Fort Lauderdamndale: The end of the month brought a trip to Ft. Lauderdale, to go through college orientation with Miss Anna. Orientation itself was what orientation is at just about any college: a diversity-oriented intro for the students, a safety-oriented intro for the parents, and a universal introduction to a confused administrative bureaucracy. By the third day or so they get around to registering students for classes.
Anna will be attending Barry University a small(ish) Catholic school just north of Miami. I have mixed feelings about it. Barry is overtly, unabashedly Catholic and I am an admirer of the Catholic educational tradition in principle but, more than most Universities, puts an awful lot of emphasis on "social justice" which, while not necessarily bad, is certainly a concern. (When principles of "social justice" are applied to individual interactions they are, invariably, unjust.) All this is, of course, yet another example of a lesson I re-learn everyday: It's not my world anymore.
No photos, because much of the days were spent shuttling back and forth between the Sheraton on the beach in Ft. L (not a bad place, but there are nicer choices) and Barry U., but we did manage some interesting excursions.
A run up A1A to Delray Beach was a winner. It remains my favorite beach town in Florida -- laid back, uncrowded, beautiful beach, perfect main street (Atlantic Ave.) to stroll. I'll take a lounge chair and full cooler here any day. Try Pizza Rustica for a slice of pure awesome.
We also made a dash into South Beach for a tasty dinner at Emerils, but not before making an attempt to walk down Ocean Drive until the restaurant barkers and gay boys dancing in their underwear drove us away. Good timing because as soon as we made it over to Collins Ave. what must have been the entire the Miami Beach police force descended on Ocean Drive to deal with some form of insanity. I'm too old to find such hooliganism entertaining anymore.
More enjoyable was walking through two Art Deco gems, The National and The Delano. Anna declared The Delano to be the most beautiful hotel she had ever seen, including the ones in Vegas. I had to agree. We decided to make that the official hotel of future college visits to Anna, but have yet to decide who's going to take out the second mortgage.
(Unrelated observation: Two places that used to be on my list for regular visits but that I have since gotten over: South Beach and New Orleans. That leaves Manhattan and Vegas and the recently added Chicago. There is clearly meaning in that, but have no interest in finding it.)
We hit Bal Harbour (north end of Miami Beach) a couple of times for dinner as it's the most convenient place to Barry. A decent little block or two for wandering with some decent restaurants but Bal Harbour is mostly just super-expensive high-rise condos and a shopping mall that charges admission.

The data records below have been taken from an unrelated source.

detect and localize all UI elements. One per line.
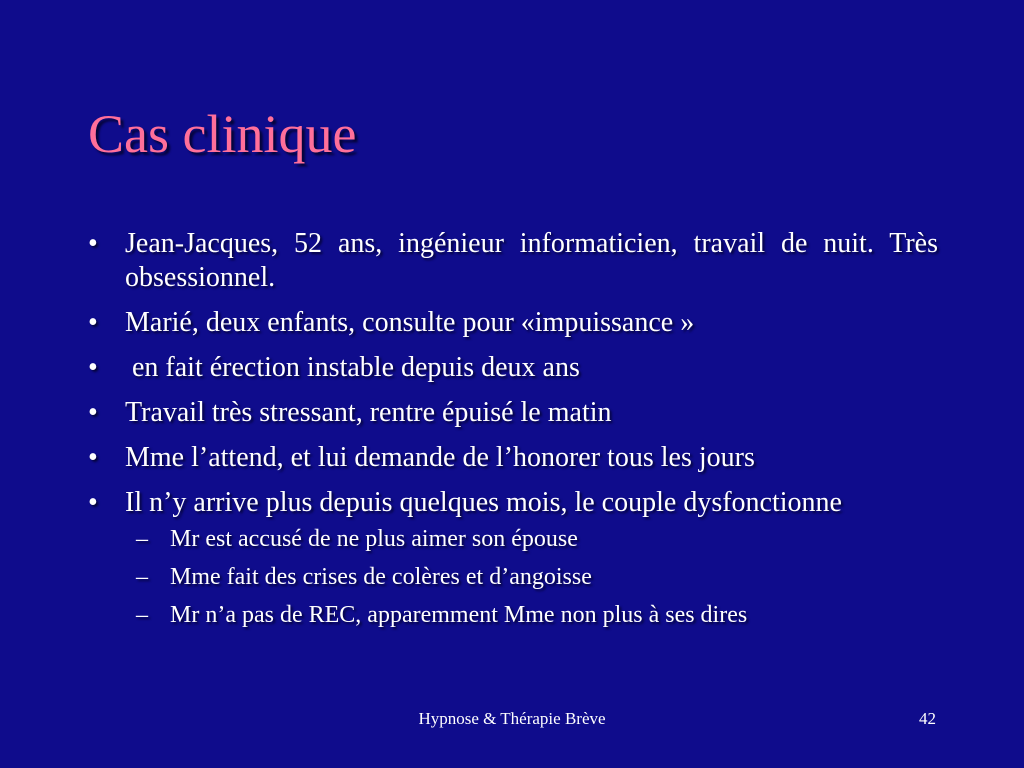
- sub-item-text: Mme fait des crises de colères et d’angoisse: [170, 564, 592, 590]
- sub-marker: –: [136, 564, 148, 590]
- sub-item: [88, 600, 938, 630]
- bullet-text: Marié, deux enfants, consulte pour «impuissance »: [125, 307, 695, 338]
- sub-marker: –: [136, 602, 148, 628]
- bullet-marker: •: [88, 487, 98, 518]
- bullet-marker: •: [88, 228, 98, 259]
- bullet-marker: •: [88, 442, 98, 473]
- bullet-item: [88, 441, 938, 475]
- bullet-marker: •: [88, 307, 98, 338]
- slide-footer: Hypnose & Thérapie Brève: [418, 709, 606, 728]
- slide-title: Cas clinique: [88, 104, 357, 164]
- bullet-text: Il n’y arrive plus depuis quelques mois, le couple dysfonctionne: [125, 487, 842, 518]
- bullet-marker: •: [88, 352, 98, 383]
- sub-item-text: Mr n’a pas de REC, apparemment Mme non plus à ses dires: [170, 602, 748, 628]
- bullet-text: Jean-Jacques, 52 ans, ingénieur informaticien, travail de nuit. Très obsessionnel.: [125, 228, 938, 293]
- bullet-list: [88, 227, 938, 638]
- bullet-text: en fait érection instable depuis deux ans: [125, 352, 580, 383]
- bullet-text: Travail très stressant, rentre épuisé le matin: [125, 397, 612, 428]
- sub-item: [88, 524, 938, 554]
- sub-item: [88, 562, 938, 592]
- bullet-item: [88, 396, 938, 430]
- sub-marker: –: [136, 526, 148, 552]
- bullet-item: [88, 486, 938, 520]
- sub-item-text: Mr est accusé de ne plus aimer son épouse: [170, 526, 578, 552]
- sub-list: [88, 524, 938, 630]
- bullet-marker: •: [88, 397, 98, 428]
- page-number: 42: [919, 709, 936, 728]
- bullet-item: [88, 351, 938, 385]
- bullet-text: Mme l’attend, et lui demande de l’honorer tous les jours: [125, 442, 755, 473]
- bullet-item: [88, 227, 938, 295]
- sub-list-container: [88, 524, 938, 630]
- bullet-item: [88, 306, 938, 340]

After dropping Misses Kate and Anna off at the airport I had a couple of hours before my flight (which turned into six hours, thanks Delta) so I explored a bit more of Ft. L proper. I remain unimpressed. There is a long strip of beach bars and hotels with loud music and drunken revelers, but if you really want that, you're better off in South Beach. There is Las Olas Blvd., which trys to be a chilled out main street, but the traffic can be heavy and it's not really close to the beach -- if you really want that, you're better off driving up to Delray. That's the issue I have with Ft. L. It's just doesn't seem to be comfortable in its own skin. It's an odd mix of vibrant party center and laid back beach town, as a result it succeeds as neither. This is especially clear when there are better alternatives for either atmosphere less than an hour away.
Still, whether it's Miami Beach or Ft. Lauderdale or Delray there is always the joy of crossing the broad, soft sand of the beach and floating about in the summer-warmed Atlantic, which hasn't changed since I was twelve. I think I'm going to have to visit Miss Anna fairly often.